Cela ressemble à une mauvaise blague, mais c'est la réalité : celui ou celle qui, par exemple, prend son courage à deux mains pour aller porter plainte à la police après avoir été harcelé, risque de voir son adresse communiquée à l'auteur présumé, directement remise par le ministère public. C'est actuellement la pratique courante de nombreuses autorités pénales.
Deux parlementaires à Berne veulent mettre un terme à cette pratique. La conseillère nationale du Parti socialiste (PS) Tamara Funiciello et sa collègue du Parti libéral-radical (PLR) Patricia von Falkenstein ont déposé une intervention commune. Elles y demandent que le code de procédure pénale soit modifié en conséquence.
Les prévenus peuvent consulter les dossiers
A l'avenir, toute mention du domicile des plaignants ne devrait plus apparaître automatiquement dans les dossiers de procédure. «L'adresse ne doit plus être divulguée que si la personne accusée peut prouver un intérêt légitime», explique Patricia von Falkenstein à Blick.
Pourquoi en est-il ainsi actuellement? Selon la police cantonale argovienne, la présence d'une personne lésée est indispensable pour pouvoir porter plainte. Celle-ci doit être connue et mentionnée dans le rapport, explique le chef de presse de la police cantonale Dominic Zimmerli. C'est ce que prescrit le code de procédure pénale. «Celui qui est accusé peut alors consulter le dossier». Et en plus du nom, l'adresse y est également mentionnée.
Peur d'un nouveau harcèlement
Le porte-parole reconnaît que cette pratique peut tout à fait conduire les personnes concernées à ne pas porter plainte, par exemple parce que les voisins ne veulent pas s'exposer ou parce que les victimes de violence domestique ou de stalking ont peur d'être encore harcelées.

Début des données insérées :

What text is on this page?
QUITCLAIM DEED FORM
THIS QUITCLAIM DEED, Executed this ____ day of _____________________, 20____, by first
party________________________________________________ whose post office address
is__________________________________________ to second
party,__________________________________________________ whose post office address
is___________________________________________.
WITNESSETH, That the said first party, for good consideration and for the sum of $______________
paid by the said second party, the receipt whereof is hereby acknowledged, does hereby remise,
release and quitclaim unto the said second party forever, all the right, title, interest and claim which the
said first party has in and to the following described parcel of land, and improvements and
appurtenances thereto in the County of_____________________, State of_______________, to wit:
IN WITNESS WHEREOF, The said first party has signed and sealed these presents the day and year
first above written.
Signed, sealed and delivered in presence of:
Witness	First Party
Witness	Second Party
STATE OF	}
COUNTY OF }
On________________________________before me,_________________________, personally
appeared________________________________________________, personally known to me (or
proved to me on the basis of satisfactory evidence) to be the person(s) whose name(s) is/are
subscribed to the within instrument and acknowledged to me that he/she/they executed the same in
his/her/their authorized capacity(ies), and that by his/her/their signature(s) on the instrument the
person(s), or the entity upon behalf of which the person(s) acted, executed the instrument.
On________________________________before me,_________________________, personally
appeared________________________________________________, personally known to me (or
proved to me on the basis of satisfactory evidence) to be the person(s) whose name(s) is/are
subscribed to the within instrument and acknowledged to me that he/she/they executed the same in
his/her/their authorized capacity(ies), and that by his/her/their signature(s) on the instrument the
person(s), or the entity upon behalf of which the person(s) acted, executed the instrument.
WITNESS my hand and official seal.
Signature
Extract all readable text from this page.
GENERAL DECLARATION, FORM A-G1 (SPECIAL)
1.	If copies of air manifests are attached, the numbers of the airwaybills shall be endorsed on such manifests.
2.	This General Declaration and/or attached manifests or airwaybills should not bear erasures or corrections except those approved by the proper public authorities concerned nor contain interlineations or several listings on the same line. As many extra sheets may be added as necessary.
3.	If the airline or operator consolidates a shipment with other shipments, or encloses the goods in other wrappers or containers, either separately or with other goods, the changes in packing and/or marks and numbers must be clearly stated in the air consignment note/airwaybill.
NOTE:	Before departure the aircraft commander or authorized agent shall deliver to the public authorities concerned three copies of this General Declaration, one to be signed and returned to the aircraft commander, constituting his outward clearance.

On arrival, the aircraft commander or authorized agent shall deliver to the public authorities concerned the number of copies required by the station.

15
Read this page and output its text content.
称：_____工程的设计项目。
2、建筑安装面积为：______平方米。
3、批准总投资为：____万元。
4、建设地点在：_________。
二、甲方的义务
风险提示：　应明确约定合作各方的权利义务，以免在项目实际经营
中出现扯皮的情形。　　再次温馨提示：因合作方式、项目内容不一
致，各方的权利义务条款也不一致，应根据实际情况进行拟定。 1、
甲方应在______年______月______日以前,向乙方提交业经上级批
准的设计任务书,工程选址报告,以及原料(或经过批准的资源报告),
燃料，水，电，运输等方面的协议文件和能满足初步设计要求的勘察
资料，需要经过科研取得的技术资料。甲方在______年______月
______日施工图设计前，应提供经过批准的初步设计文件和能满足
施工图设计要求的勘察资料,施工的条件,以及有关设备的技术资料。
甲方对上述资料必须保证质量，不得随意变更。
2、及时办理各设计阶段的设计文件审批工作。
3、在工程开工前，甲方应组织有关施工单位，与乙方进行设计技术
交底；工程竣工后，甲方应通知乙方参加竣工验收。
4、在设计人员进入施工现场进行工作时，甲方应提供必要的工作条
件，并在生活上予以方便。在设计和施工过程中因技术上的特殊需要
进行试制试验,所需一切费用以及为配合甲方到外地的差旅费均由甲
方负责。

Interrogée à ce sujet, la police cantonale bernoise se contente de répondre que l'adoption de mesures de protection dépend de chaque cas.
La condition préalable à l'anonymisation est que la personne concernée soit exposée à un danger considérable pour sa vie ou son intégrité corporelle, ou à tout autre inconvénient grave sans mesure de protection. «Cela peut être le cas dans les cas graves de violence domestique», explique Jessica Friedli, porte-parole de la police cantonale bernoise.
Beaucoup renoncent à porter plainte
Pour Tamara Funiciello, la législation actuelle est incompréhensible: «Les personnes victimes de violence ne doivent pas être mises encore plus en danger simplement parce que leur adresse se retrouve automatiquement dans les dossiers», dit-elle. Avec la motion, elle veut en outre veiller à ce que les victimes ne renoncent pas à porter plainte par peur de représailles, explique von Falkenstein.
Une étude de GFS Berne datant de 2019 montre que seules environ 10% des femmes qui ont subi des violences sexuelles l'ont signalé à la police. Seules 8% ont déposé une plainte pénale. Les raisons de cette situation sont multiples. Funiciello et von Falkenstein veulent au moins éliminer celles qui font du dépôt de plainte un risque en soi.